The LM2734 data sheet (rev K) description says it can drive 1 ampere loads (text in sections 1 and 3). Nowhere in the specifications (section 6) is a max Iout given. The "switch current limit" Icl is given as 1.2A to 2.5A, with 1.7A typical under certain conditions. This switch current is that of the internal NMOS switch.
Since I can control the load current through varying the load, but I cannot directly control the switch current, I figure I need to increase the load current to increase the internal switch current. When the switch current reaches the current limit threshold (somewhere in the 1.2A to 2.5A range) the output will be disabled.
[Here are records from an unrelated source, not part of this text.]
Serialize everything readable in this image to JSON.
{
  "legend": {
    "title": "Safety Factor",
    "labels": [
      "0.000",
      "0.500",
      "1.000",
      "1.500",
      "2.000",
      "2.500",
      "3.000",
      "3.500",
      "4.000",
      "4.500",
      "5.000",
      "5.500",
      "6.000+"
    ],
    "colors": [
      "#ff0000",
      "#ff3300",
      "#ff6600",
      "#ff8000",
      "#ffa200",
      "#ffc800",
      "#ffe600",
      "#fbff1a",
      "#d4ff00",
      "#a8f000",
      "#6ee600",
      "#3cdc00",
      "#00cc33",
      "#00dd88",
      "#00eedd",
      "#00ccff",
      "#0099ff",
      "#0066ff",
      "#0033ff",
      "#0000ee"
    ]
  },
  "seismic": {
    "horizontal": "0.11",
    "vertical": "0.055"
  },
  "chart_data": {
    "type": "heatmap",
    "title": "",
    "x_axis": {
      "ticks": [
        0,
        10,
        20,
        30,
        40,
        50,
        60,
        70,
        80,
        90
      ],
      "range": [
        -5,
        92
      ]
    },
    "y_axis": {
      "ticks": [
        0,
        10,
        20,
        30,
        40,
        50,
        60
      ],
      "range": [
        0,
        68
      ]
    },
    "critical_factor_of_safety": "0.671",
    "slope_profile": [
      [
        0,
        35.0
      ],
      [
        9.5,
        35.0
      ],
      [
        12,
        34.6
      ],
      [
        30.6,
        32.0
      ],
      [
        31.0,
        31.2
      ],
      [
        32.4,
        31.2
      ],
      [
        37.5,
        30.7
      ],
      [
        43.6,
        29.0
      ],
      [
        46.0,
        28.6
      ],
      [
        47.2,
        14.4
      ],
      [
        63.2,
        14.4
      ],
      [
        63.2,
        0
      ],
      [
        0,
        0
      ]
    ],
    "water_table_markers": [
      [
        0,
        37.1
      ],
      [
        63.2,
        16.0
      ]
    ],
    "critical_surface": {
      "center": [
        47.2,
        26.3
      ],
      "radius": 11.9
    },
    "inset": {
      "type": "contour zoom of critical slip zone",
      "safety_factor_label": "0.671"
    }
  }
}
From that, I will know the load current that led to the current limit shutdown, but I still won't know the corresponding switch current value.
Question 1: Is there a better way to determine the internal switch current limit under my operating conditions?
Question 2: Can we predict the current limit given our specific operating conditions? (Figures 3 and 4 in the data sheet don't match my operating conditions)
Question 3: Is there a calculation or approximation for internal switch current given the load current?
Regards
Carl
  • 0
    TI__Guru**** 191445 points

    Carl,

    First off, the output is not disabled during an over current.  LM2734 uses cycle by cycle current limit, so the high side FET is turned off when the current (which is ramping up during the on time) reaches the current limit point.  It turns on again at the next cycle.  The net effect is that the duty cycle is limited to less than what is required for regulation so the output voltage drops.  The more the load exceeds the limit, the lower the voltage will drop.

    You can calculate the internal switch current:

    Ipk = Iload + 1/2 * ((vout/Vin) * (Vin - Vout) / (Fsw * Lout))
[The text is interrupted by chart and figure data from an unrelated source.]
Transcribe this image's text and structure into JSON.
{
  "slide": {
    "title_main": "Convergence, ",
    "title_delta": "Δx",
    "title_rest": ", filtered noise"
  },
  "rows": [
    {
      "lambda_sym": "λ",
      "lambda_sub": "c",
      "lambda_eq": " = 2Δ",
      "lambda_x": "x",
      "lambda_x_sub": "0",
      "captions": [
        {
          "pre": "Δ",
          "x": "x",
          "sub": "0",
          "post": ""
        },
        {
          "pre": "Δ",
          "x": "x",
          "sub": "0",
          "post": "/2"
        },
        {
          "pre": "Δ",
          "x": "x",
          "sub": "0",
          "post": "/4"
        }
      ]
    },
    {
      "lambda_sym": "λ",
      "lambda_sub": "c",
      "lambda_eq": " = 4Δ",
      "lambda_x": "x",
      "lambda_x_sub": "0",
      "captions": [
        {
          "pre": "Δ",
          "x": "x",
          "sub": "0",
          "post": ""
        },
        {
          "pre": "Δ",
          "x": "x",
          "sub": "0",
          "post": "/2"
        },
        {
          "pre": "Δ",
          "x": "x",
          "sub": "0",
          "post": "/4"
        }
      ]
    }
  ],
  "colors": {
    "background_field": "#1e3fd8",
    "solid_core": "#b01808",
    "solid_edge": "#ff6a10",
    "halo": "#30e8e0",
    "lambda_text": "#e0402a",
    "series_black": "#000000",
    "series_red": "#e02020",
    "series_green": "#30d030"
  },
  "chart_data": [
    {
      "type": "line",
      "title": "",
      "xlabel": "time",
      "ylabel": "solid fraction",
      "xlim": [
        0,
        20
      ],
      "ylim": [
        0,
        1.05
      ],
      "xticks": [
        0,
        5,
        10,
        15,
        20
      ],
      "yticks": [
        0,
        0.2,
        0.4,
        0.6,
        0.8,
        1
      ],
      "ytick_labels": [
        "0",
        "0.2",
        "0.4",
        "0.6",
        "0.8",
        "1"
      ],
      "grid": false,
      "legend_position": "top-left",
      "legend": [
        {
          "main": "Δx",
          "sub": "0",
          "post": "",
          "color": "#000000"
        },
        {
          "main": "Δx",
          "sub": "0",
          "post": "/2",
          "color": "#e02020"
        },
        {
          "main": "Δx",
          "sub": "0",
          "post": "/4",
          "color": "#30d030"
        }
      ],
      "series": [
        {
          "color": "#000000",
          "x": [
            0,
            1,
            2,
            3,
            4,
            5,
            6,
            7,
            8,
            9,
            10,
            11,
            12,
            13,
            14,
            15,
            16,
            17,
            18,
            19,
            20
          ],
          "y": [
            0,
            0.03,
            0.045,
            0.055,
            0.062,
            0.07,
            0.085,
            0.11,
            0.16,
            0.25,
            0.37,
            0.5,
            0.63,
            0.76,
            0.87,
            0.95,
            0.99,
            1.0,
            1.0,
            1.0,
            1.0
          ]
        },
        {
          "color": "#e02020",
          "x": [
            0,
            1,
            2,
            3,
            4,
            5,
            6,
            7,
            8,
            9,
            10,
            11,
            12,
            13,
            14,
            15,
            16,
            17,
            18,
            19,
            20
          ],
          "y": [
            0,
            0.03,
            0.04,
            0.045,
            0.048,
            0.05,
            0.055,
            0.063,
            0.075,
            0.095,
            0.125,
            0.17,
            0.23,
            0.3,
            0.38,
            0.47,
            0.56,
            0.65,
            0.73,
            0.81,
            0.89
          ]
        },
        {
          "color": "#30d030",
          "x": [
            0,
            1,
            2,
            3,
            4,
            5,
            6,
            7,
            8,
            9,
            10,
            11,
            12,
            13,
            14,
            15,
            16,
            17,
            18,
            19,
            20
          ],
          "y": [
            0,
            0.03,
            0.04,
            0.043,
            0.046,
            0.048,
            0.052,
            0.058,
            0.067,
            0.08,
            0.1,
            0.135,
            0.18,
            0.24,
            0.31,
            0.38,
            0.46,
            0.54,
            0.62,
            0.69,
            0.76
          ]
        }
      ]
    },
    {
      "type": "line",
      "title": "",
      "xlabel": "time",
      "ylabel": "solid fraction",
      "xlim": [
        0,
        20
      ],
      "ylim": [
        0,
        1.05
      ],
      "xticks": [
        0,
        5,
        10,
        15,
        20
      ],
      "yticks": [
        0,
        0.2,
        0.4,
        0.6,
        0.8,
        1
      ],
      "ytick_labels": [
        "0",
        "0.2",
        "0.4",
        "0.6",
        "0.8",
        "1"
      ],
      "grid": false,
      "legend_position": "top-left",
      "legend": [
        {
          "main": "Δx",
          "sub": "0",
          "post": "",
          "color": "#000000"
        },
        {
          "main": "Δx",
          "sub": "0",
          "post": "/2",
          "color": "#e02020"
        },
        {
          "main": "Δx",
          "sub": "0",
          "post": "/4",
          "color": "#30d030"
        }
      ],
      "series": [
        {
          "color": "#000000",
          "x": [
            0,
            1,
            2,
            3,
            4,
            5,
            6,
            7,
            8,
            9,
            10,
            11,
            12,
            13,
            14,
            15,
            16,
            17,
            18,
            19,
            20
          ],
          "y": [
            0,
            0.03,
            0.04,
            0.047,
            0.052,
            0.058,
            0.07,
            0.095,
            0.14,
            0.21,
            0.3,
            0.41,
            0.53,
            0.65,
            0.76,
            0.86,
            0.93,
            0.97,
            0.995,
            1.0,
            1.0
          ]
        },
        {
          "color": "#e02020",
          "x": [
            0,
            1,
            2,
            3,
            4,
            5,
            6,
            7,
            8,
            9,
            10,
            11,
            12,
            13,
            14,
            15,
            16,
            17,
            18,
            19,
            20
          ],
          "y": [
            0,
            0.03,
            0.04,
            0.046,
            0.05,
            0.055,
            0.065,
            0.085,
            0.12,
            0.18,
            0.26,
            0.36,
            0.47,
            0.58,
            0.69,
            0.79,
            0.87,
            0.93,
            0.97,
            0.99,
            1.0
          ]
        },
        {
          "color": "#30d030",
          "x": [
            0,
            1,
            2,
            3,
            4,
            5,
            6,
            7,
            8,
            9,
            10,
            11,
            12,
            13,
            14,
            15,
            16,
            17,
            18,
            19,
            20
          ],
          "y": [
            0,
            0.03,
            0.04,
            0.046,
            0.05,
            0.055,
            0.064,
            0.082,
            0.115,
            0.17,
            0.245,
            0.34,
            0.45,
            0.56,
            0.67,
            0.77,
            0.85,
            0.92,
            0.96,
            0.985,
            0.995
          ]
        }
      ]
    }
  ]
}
    You cannot predict the exact current limit point from a calculation.  It will be somewhere in between 1.2 A and 1.5 A.  The best practice if you need need the full 1 A load current is to limit your p-p inductor (equal to (vout/Vin) * (Vin - Vout) / (Fsw * Lout)) current to less than 400 mA so that the equation above equals 1.2 A.

    Also if you plan on operating into overload conditions, you should choose your inductor so that the saturation current is above 2.5 A.

    Let me know if you have further questions.

  • 0 in reply to JohnTucker
    Prodigy 130 points

    Hi John.

    In my use case, the current draw will be well below 1 A. What I'm looking into here is the behavior in a fault condition to verify that the current limit works as advertised. I also want to check that when this protection mechanism works, overheating or burning of my external circuit parts is prevented.

    Thanks

    Carl

  • 0 in reply to Carl Ungvarsky
    TI__Guru**** 191445 points

    Carl,

    If you want to check current limit functionality here is how We do it.

    You will need to lift the non-switching end of the output inductor and add a wire loop back to the PCB pad long enough to accommodate a clamp on current probe.  You can monitor the output voltage, switch node voltage, and inductor current.  Increase the load current and observe the peak inductor current, which is the same as the switch current reach the current limit point.  Increasing the load current beyond this point will cause the output voltage to decrease.  Eventually, the output will approach O V, put the output current will still be at Icl - ILp-p/2.

    Does this clarify your question?